5 Simple Stretches To Improve Mobility

5 Simple Stretches To Improve Mobility

When you think of exercise, cardio and strength training are the first two variations that come to mind. You don’t consider flexibility as a pillar of exercise, but it is. If you neglect flexibility, you limit mobility and it becomes increasingly difficult to execute your regular workouts. On top of that, our sedentary lifestyles increase stiffness and decrease mobility, but you can counteract that with simple stretches. 

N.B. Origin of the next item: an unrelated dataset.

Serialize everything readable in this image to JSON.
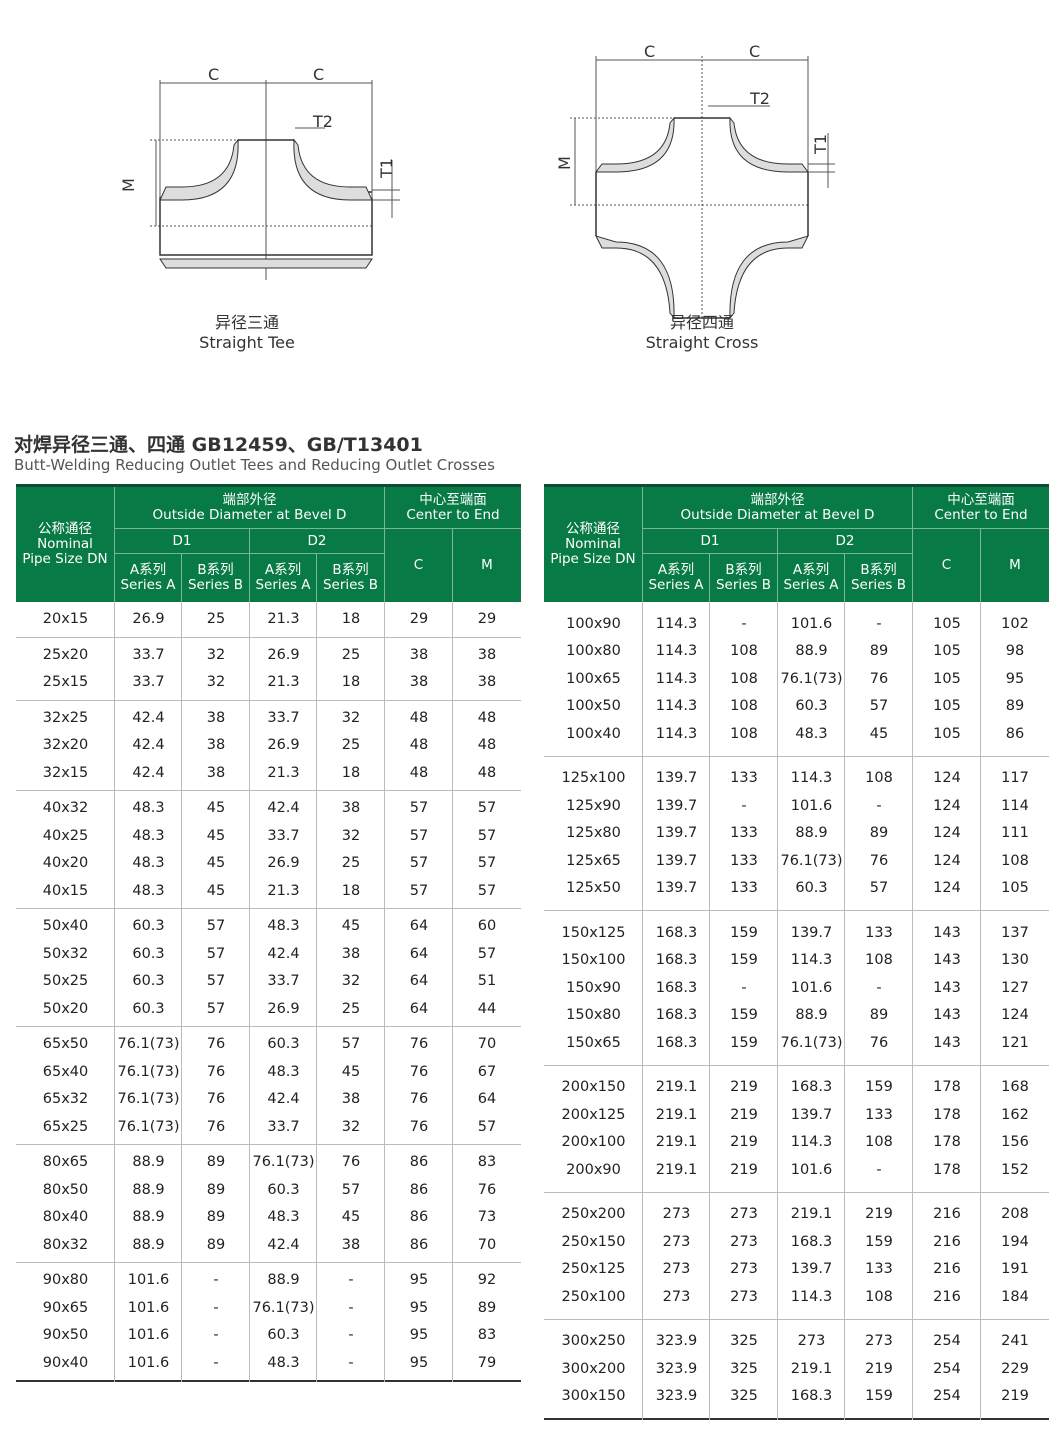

When you have tight muscles, you put unnecessary strain on the joints, which increases your risk of injury. Sitting down all day can shorten the muscles, which also happens naturally with age, so making the decision to stretch everyday can improve and maintain muscular and joint health. There’s no reason to be in pain when you exercise! Plus, stretching can feel good, so here are five stretches that improve mobility and flexibility

Hip Flexor Stretch

Most people suffer from tight hips, and they often stretch them incorrectly when they try to create more mobility. Start in a kneeling position with your left knee on the ground and your right foot on the floor out in front of you. Your right thigh should be parallel to the ground and the toes on your left foot should be tucked. Squeeze your glutes as you tuck your pelvis and lean forward just a little. You should feel a stretch along the front of your left hip. You can stay in this position, or you can go deeper into the stretch by reaching your left arm above your head and leaning a little to the right. To go deeper than that, you can reach both hands back to grab your left ankle and pull it towards your left glute. You’ll feel that in your thigh as well. Hold for 30 seconds and then repeat on the other side. 

Hamstring Stretch

Once you finish the hip flexor stretch, all you need to do is straighten your front leg as much as you can (it’s okay if it’s slightly bent), put your heel on the ground, and sit back until you feel a stretch in your hamstring. You can place your hands on the ground on either side of you for support, but we recommend keeping your arms extended out in front of you. The goal is to keep your back straight because you want to feel the stretch in your hamstring, not your lower back. Hold this stretch for about 30 seconds and then repeat on the other leg. 

Lunge With Spinal Twist

There are many names for this stretch, but the most popular name is the World’s Greatest Stretch. That’s because you feel all the feels and it really opens up the body. Start by standing upright with your feet hip-distance apart. Take a big step forward with your right foot and drop into a lunge. Keep your left leg straight with your toes on the ground. Plant your left hand on the ground near your right foot and then slowly twist to the right, opening up your body. Extend your right hand up towards the ceiling and direct your gaze at your fingertips. Hold this pose anywhere from 30 seconds to two minutes. Repeat on the other side. 

Seated Neck Stretch

Too often do people neglect neck mobility, and this stretch addresses any stiffness you may have. Sit down on your butt and keep your back straight; you can also stand up straight for this stretch. Lean your head to the right, dropping your right ear to your right shoulder. You can deepen the stretch by pressing down on the left side of your head with your right hand. Hold this stretch for 30 seconds and then repeat on the other side. 

Knees To Chest

Anyone with tension in their low back or hamstrings will benefit from this stretch. Lie on your back and draw your knees into your chest. Depending on your flexibility, you can wrap your arms around your shins, or simply pull your knees into your chest with your hands on your knees or shins. The most important thing about this stretch is to keep your lower back on the floor. Hold this stretch for 30 seconds or one minute and then release.